Made in Kentucky but with nods to Wigan. Now that is a strange thought on which to begin any review but for this, their 6th album, Horse Feathers have built upon the guitars, strings and keyboards that have been their backbone until now and added just a touch of Northern Soul to the mix. 45 seconds into the opening track ‘Without Applause,’ acoustic guitars are joined by Hammond organ and these unlikely but highly impressive bedfellows are exposed for the world to see.
That soulful influence is repeated at various stages throughout this terrific album. The wonderful ‘Best To Leave’ has a soft shoe shuffle feel running through its heart with longtime violinist Nathan Crockett adding a memorable hook. For all the drift towards a fuller and more dynamic sound on the album it will be reassuring for established Feathers fans that it is these strings that create the lasting impressions here. Look no further than ‘Broken Beaks’ and ‘Altamont’ for high-class examples of how these strings bring a distinct and memorable sound to the mix.
‘Faultline Wall’ reprises that earlier shuffle, adds a killer guitar riff that dominates proceedings and creates perhaps the most atmospheric and striking track on the album. It is a brilliant piece of songwriting and playing on an album full of highlights and variety. Rhythmic banjo lead on a soul song? Look no further than ‘The Hex’.

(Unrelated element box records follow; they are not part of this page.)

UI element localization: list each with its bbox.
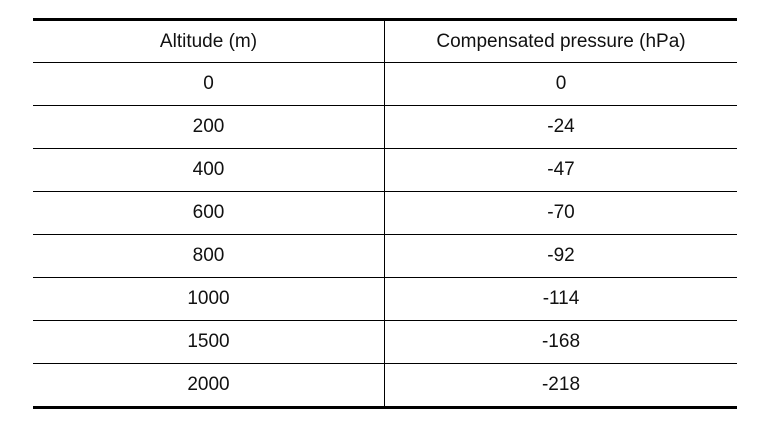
table-row: 1500 -168: [33, 321, 737, 364]
table-cell: -92: [547, 245, 575, 266]
table-row: 200 -24: [33, 106, 737, 149]
table-cell: 1000: [33, 278, 385, 320]
table-cell: 1500: [33, 321, 385, 363]
table-row: 1000 -114: [33, 278, 737, 321]
table-cell: 0: [33, 63, 385, 105]
table-cell: -218: [541, 374, 581, 395]
table-cell: 800: [33, 235, 385, 277]
table-cell: -70: [547, 202, 575, 223]
table-row: 2000 -218: [33, 364, 737, 409]
table-cell: 0: [555, 73, 567, 94]
table-cell: 400: [33, 149, 385, 191]
table-cell: -168: [541, 331, 581, 352]
table-cell: 2000: [33, 364, 385, 406]
table-cell: -114: [542, 288, 580, 309]
table-cell: 200: [33, 106, 385, 148]
table-cell: -24: [547, 116, 575, 137]
header-row: Altitude (m) Compensated pressure (hPa): [33, 18, 737, 63]
table-cell: 600: [33, 192, 385, 234]
header-cell: Compensated pressure (hPa): [436, 30, 686, 52]
table-cell: -47: [547, 159, 575, 180]
table-row: 800 -92: [33, 235, 737, 278]
table: Altitude (m) Compensated pressure (hPa) 0 0…: [33, 18, 737, 409]
table-row: 600 -70: [33, 192, 737, 235]
table-row: 400 -47: [33, 149, 737, 192]
header-cell: Altitude (m): [33, 21, 385, 62]
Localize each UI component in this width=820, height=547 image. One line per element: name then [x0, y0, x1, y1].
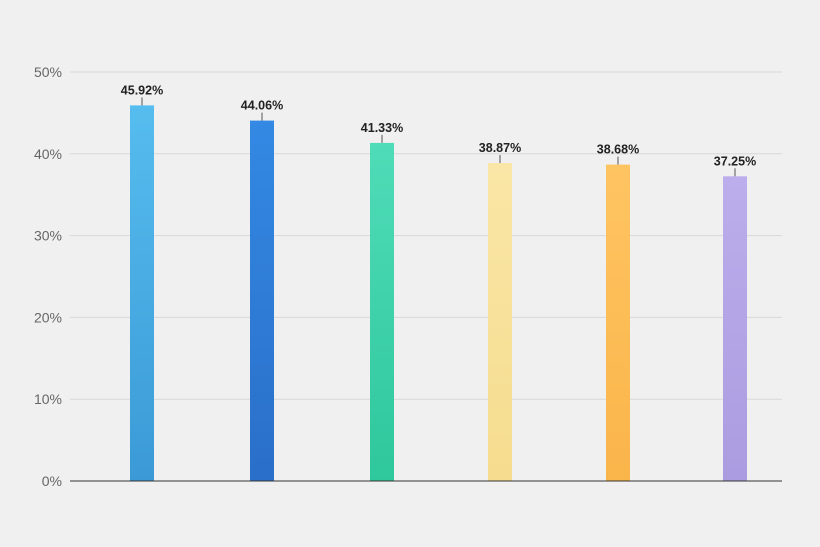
y-tick-label: 30%	[34, 228, 62, 244]
data-labels: 45.92% 44.06% 41.33% 38.87% 38.68% 37.25%	[121, 83, 756, 177]
data-label: 38.68%	[597, 143, 639, 157]
bar	[130, 105, 154, 482]
y-tick-label: 20%	[34, 309, 62, 325]
y-axis-ticks: 0% 10% 20% 30% 40% 50%	[34, 64, 62, 489]
bar	[723, 176, 747, 482]
data-label: 38.87%	[479, 141, 521, 155]
bar	[606, 164, 630, 481]
bars	[130, 105, 747, 482]
data-label: 45.92%	[121, 83, 163, 97]
y-tick-label: 50%	[34, 64, 62, 80]
data-label: 37.25%	[714, 154, 756, 168]
y-tick-label: 0%	[42, 473, 62, 489]
data-label: 41.33%	[361, 121, 403, 135]
y-tick-label: 40%	[34, 146, 62, 162]
bar	[488, 163, 512, 481]
grid-lines	[70, 71, 782, 400]
bar	[250, 120, 274, 481]
data-label: 44.06%	[241, 99, 283, 113]
y-tick-label: 10%	[34, 391, 62, 407]
bar	[370, 142, 394, 481]
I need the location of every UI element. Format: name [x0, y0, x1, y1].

It is to his credit that lead singer and songwriter Justin Ringle has, on songs that work brilliantly in their own individual right, fused these subtle shifts in tone into one excellent collection that work effectively together as an album. 70s style country pop, supple soul, ballads, lush strings and rhythm steeped in Northern Soul, it’s all here as a backdrop to Ringle’s distinctive vocals. ‘Appreciation’ is a high-quality piece of work that deserves to bring this talented band to the attention of a wider audience.